Our Church takes another path. Liturgically, we are in the midst of a Triduum celebrating Trinity, Communion, and, with the Sacred Heart on Friday, the true humanity of Jesus. All relate back to Pentecost and the inauguration of these feasts spans over 1500 years. All build on the life experiences of people trying to ponder anew, or for the first time, what the gift of Pentecost meant. You may say we are slow learners. The formulation of the doctrine of the Trinity took nearly three hundred years of, sometimes, bitter debate. We made it eventually. God showed patience in that debate as with many others. Slowly we reflected and passed on insights to the next generation; remembering the trials and battles, trying not to forget what had been handed on, be it truth or falsehood until the truth was hammered out.

All this is towards asking you to read the second reading for this Sunday, 1 Corinthians 10:16-17.

Jean, my next-door neighbour some 80 metres away, is fast approaching her tenth decade. She was still driving to the service station, for milk and the paper and to St KiIlians Church, just around the corner, until Covid-19 grounded her. We nodded for some years, waved, and now talk over the front fence, occasionally. The other day she bailed me up and we had a serious conversation…”I am really missing Mass, I am missing my friends. We have good chats at Mass. It is OK to speak in the Church isn’t it?” And so we chatted. “I am really missing Mass”.

It took nearly 1000 years for Thomas Aquinas to be asked to write the Mass for this new Feast of Corpus Christi. Clergy and people had become a little lax.
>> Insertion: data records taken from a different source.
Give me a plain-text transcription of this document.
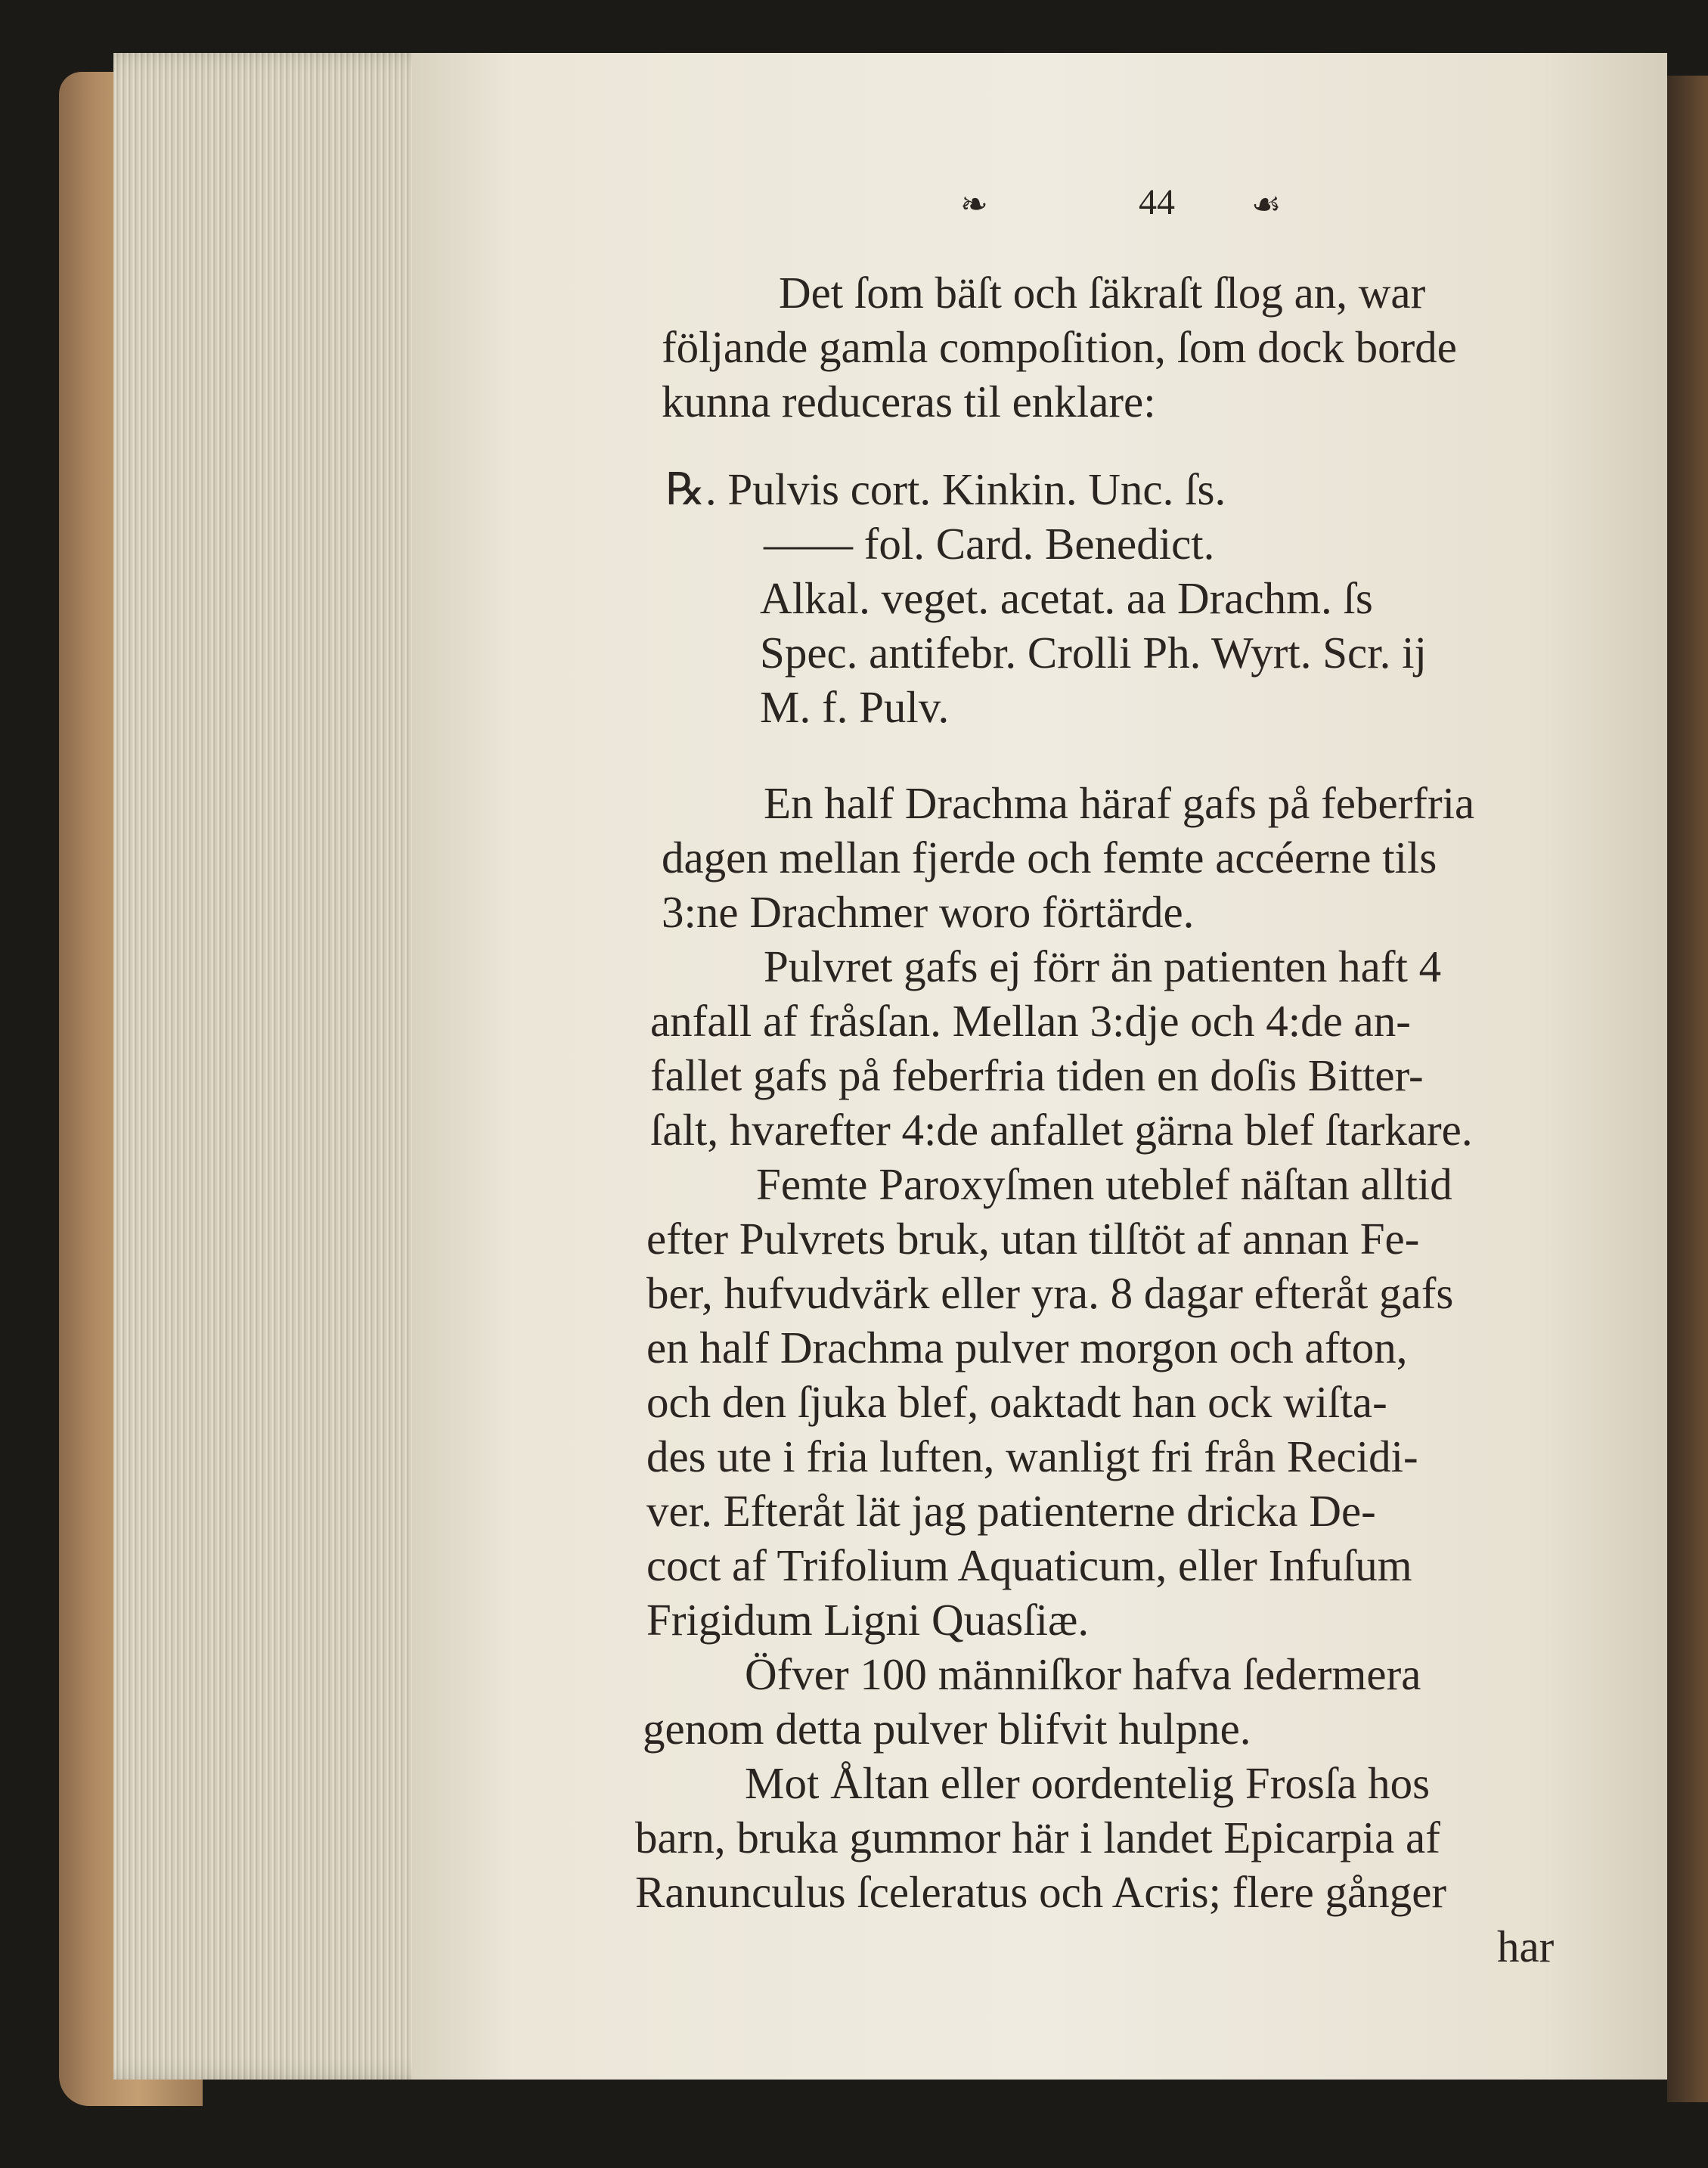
❧	44	☙
Det ſom bäſt och ſäkraſt ſlog an, war
följande gamla compoſition, ſom dock borde
kunna reduceras til enklare:
℞. Pulvis cort. Kinkin. Unc. ſs.
—— fol. Card. Benedict.
Alkal. veget. acetat. aa Drachm. ſs
Spec. antifebr. Crolli Ph. Wyrt. Scr. ij
M. f. Pulv.
En half Drachma häraf gafs på feberfria
dagen mellan fjerde och femte accéerne tils
3:ne Drachmer woro förtärde.
Pulvret gafs ej förr än patienten haft 4
anfall af fråsſan. Mellan 3:dje och 4:de an-
fallet gafs på feberfria tiden en doſis Bitter-
ſalt, hvarefter 4:de anfallet gärna blef ſtarkare.
Femte Paroxyſmen uteblef näſtan alltid
efter Pulvrets bruk, utan tilſtöt af annan Fe-
ber, hufvudvärk eller yra. 8 dagar efteråt gafs
en half Drachma pulver morgon och afton,
och den ſjuka blef, oaktadt han ock wiſta-
des ute i fria luften, wanligt fri från Recidi-
ver. Efteråt lät jag patienterne dricka De-
coct af Trifolium Aquaticum, eller Infuſum
Frigidum Ligni Quasſiæ.
Öfver 100 männiſkor hafva ſedermera
genom detta pulver blifvit hulpne.
Mot Åltan eller oordentelig Frosſa hos
barn, bruka gummor här i landet Epicarpia af
Ranunculus ſceleratus och Acris; flere gånger
har
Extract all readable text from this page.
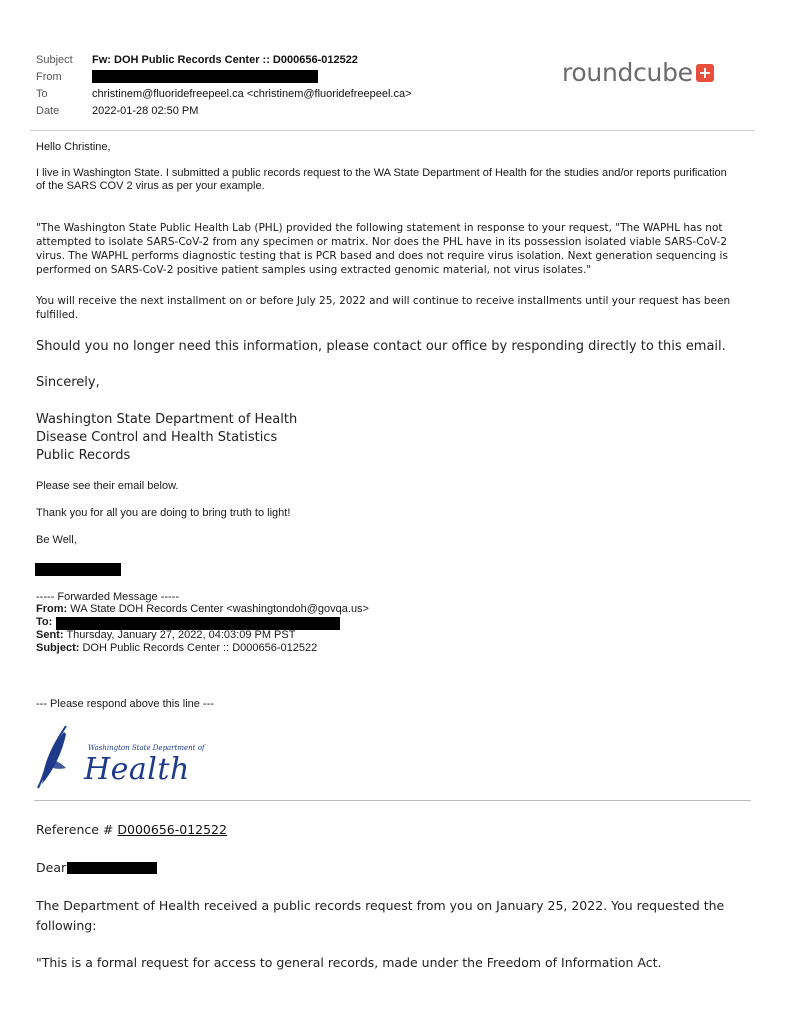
Subject Fw: DOH Public Records Center :: D000656-012522
From
To	christinem@fluoridefreepeel.ca <christinem@fluoridefreepeel.ca>
Date	2022-01-28 02:50 PM
roundcube

Hello Christine,

I live in Washington State. I submitted a public records request to the WA State Department of Health for the studies and/or reports purification of the SARS COV 2 virus as per your example.

"The Washington State Public Health Lab (PHL) provided the following statement in response to your request, "The WAPHL has not attempted to isolate SARS-CoV-2 from any specimen or matrix. Nor does the PHL have in its possession isolated viable SARS-CoV-2 virus. The WAPHL performs diagnostic testing that is PCR based and does not require virus isolation. Next generation sequencing is performed on SARS-CoV-2 positive patient samples using extracted genomic material, not virus isolates."

You will receive the next installment on or before July 25, 2022 and will continue to receive installments until your request has been fulfilled.

Should you no longer need this information, please contact our office by responding directly to this email.

Sincerely,

Washington State Department of Health

Disease Control and Health Statistics

Public Records

Please see their email below.

Thank you for all you are doing to bring truth to light!

Be Well,

----- Forwarded Message -----

From: WA State DOH Records Center <washingtondoh@govqa.us>

To:

Sent: Thursday, January 27, 2022, 04:03:09 PM PST

Subject: DOH Public Records Center :: D000656-012522

--- Please respond above this line ---

Washington State Department of
Health

Reference # D000656-012522

Dear

The Department of Health received a public records request from you on January 25, 2022. You requested the following:

"This is a formal request for access to general records, made under the Freedom of Information Act.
A new liturgy was created, processions were introduced, and the true meaning of the Gift of Communion was reinforced and clarified. In a rather local way, Jean provided me with a valid insight to what Paul wrote about 2000 years ago.

“…though there are many of us, we form a single body because we all have a share in this one loaf.”

We hope Communion can soon be returned to all our people!

Mons Frank

The Feast of the Most Holy Trinity - 7 June 2020

The photo shot of the U.S. President standing outside St John’s Church in Washington has provoked a huge reaction at home and abroad…but it might just serve as a useful backdrop to this week’s reflection for all.

The Bible for Christians contains the revealed words of God. Remember Paul’s injunction to Timothy…”all Scripture is inspired by God.” The section in 2 Timothy 3:16-17 also reminds us that Scripture can be used “for teaching, for refuting error, for guiding people’s lives.”

 So, what sort of God was being proclaim by the above action?

We proclaim truths about the God we believe in and worship in a very robust way today. 

For a start, we believe, as Moses discovered, that the Lord our God is “a God of tenderness and compassion”. Would this headstrong people accept that truth for imitation; then we might be a people “slow to anger, rich in kindness and faithfulness”, and our world would become a better place.

We may not be able to “greet one another with the holy kiss” at this moment; covid-19 has put a temporary halt to that. Nonetheless, we believe that the God of love and peace “is with us” and urges us to “be united; live in peace”.

And if that is not enough to keep us pondering, then the Gospel today reminds us that “God loved the world so much that he gave his only Son”. Surely not the action of a dictator, or of many leaders in our world at the moment. God protect Hong Kong!

Today is a good time to reflect on our own personal image of God and, if necessary, to revise it in the light of the scripture. We cannot ignore the plight of people in the world. Our ancestors, at times, like Moses’ people as indeed ourselves, have acted like headstrong people. We have a different God to that proclaimed by many in power. Real power is not from the gun but is given and received in lovingly working for truth and justice.

Happy revisiting the Trinitarian God this weekend.